I l y a peu d’oiseaux à Beyrouth. À peine quelques colombidés trouvent refuge dans cette agglomération où le béton foisonne et où la végétation se montre rare. Puis, il y a les chasseurs qui font des carnages en s’exerçant au tir. Ironiquement, pour voir des animaux, il faut se rendre à l’animalerie de quartier. Un jeune Français de passage dans cette ville prend conscience de la fracture entre l’homme et l’environnement. Il se dit que ce qui est vrai dans l’ancienne colonie l’est probablement aussi dans sa Dordogne natale.

Dans ce projet, Troubs adopte un ton sobre. Il dévoile les faits et laisse au lecteur le soin de se faire une idée. L’information, bien qu’abondante, n’est jamais écrasante. Le parti-pris de l’exposer sous la forme d’un dialogue entre une tourterelle et le protagoniste se révèle efficace. En toute simplicité et dans ses mots, le volatile raconte son milieu, ses déboires et les conséquences des bouleversements.

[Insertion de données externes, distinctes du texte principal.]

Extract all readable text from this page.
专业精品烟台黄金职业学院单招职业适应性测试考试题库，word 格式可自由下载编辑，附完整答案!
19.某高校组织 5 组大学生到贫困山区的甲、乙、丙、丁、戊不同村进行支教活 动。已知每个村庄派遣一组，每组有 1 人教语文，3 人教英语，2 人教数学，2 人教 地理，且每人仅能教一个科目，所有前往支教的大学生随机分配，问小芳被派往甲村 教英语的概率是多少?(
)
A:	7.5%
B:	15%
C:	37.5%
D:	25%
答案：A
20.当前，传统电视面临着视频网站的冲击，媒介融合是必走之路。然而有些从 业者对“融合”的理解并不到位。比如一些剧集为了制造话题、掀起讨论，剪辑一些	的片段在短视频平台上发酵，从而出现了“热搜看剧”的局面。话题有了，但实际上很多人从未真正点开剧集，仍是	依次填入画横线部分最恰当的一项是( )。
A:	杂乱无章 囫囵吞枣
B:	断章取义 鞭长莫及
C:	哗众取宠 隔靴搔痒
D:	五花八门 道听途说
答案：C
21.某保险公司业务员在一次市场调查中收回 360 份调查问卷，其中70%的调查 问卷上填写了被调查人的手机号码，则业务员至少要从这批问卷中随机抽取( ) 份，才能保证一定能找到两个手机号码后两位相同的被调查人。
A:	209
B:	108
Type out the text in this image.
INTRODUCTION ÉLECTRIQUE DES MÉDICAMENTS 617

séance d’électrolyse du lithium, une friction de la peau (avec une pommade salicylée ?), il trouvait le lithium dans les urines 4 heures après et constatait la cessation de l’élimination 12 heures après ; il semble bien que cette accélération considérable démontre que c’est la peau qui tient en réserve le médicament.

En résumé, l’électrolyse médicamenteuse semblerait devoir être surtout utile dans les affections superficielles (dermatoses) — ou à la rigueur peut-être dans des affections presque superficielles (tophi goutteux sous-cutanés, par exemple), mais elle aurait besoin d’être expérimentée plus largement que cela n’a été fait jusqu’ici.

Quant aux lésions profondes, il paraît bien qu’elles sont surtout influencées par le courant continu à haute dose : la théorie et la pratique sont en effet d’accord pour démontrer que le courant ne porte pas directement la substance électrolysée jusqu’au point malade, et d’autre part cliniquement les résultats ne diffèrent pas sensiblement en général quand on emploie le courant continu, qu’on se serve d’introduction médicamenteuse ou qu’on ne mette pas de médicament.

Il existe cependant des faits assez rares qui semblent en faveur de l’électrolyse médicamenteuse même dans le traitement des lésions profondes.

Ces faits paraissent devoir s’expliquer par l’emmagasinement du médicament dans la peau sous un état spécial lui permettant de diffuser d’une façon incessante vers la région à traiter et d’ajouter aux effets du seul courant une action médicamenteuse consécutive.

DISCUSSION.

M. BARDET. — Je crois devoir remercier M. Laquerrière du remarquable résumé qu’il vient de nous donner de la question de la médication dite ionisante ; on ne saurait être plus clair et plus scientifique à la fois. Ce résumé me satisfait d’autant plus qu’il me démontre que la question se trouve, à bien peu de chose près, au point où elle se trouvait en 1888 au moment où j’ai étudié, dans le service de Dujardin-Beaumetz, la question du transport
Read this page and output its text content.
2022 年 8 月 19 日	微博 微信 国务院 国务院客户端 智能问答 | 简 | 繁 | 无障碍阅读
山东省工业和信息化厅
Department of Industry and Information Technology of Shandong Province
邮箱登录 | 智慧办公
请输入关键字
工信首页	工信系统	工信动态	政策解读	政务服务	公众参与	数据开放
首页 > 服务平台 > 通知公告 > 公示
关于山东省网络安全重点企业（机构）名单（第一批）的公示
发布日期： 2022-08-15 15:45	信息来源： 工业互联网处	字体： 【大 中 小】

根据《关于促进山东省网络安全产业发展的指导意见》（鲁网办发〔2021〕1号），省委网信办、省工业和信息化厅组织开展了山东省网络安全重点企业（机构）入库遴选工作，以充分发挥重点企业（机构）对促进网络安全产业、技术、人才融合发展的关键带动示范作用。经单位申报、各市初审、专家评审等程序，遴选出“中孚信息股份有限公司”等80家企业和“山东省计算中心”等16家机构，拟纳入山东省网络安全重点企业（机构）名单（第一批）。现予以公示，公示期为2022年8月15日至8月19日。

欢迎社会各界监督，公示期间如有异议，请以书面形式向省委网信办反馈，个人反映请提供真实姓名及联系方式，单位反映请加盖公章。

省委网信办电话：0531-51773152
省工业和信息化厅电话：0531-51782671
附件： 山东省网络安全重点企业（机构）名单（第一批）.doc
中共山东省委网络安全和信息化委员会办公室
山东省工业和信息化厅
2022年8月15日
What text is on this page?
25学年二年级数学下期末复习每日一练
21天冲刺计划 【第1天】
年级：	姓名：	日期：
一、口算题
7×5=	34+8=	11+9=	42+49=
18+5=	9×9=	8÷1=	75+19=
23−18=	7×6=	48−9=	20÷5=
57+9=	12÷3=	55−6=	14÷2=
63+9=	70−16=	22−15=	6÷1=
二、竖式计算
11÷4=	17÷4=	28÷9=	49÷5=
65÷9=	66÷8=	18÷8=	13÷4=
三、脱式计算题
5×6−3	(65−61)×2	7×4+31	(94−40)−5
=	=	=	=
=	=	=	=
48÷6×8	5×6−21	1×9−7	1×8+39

De longs épisodes méditatifs en forêt périgourdine ponctuent du reste le récit. Ces bois et la capitale libanaise ont peu en commun. Les chardonnerets semblent constituer le seul point de contact entre les deux univers ; en liberté dans la campagne dordognaise et en cage dans un commerce beyrouthin où ils sont vendus plusieurs centaines d’euros. Cela dit, le bédéphile a du mal à comprendre où le scénariste veut en venir avec cet étrange parallèle entre deux lieux que tout oppose.

Le dessin est très agréable. L’artiste aime visiblement dessiner la nature sous toutes ses formes. Il n’hésite d’ailleurs pas à multiplier les cases où n’apparaissent que des arbres. Évidemment omniprésentes, les bêtes à plumes sont dépeintes avec beaucoup de grâce. La colorisation à l’aquarelle est également réussie, particulièrement pour mettre en valeur la flore et la faune.

Entre les lignes des Oiseaux se lit le douloureux constat que la métropole est désorganisée et que les autorités peinent à y faire respecter les lois. Bien que les explosions survenues dans le port à l’été 2020 ne figurent pas dans l’album, il est difficile de ne pas y penser.

Un joli récit, engagé, sans pour cela être lourd. Néanmoins, les dernières pages donnent tout de même un peu dans le prêchi-prêcha.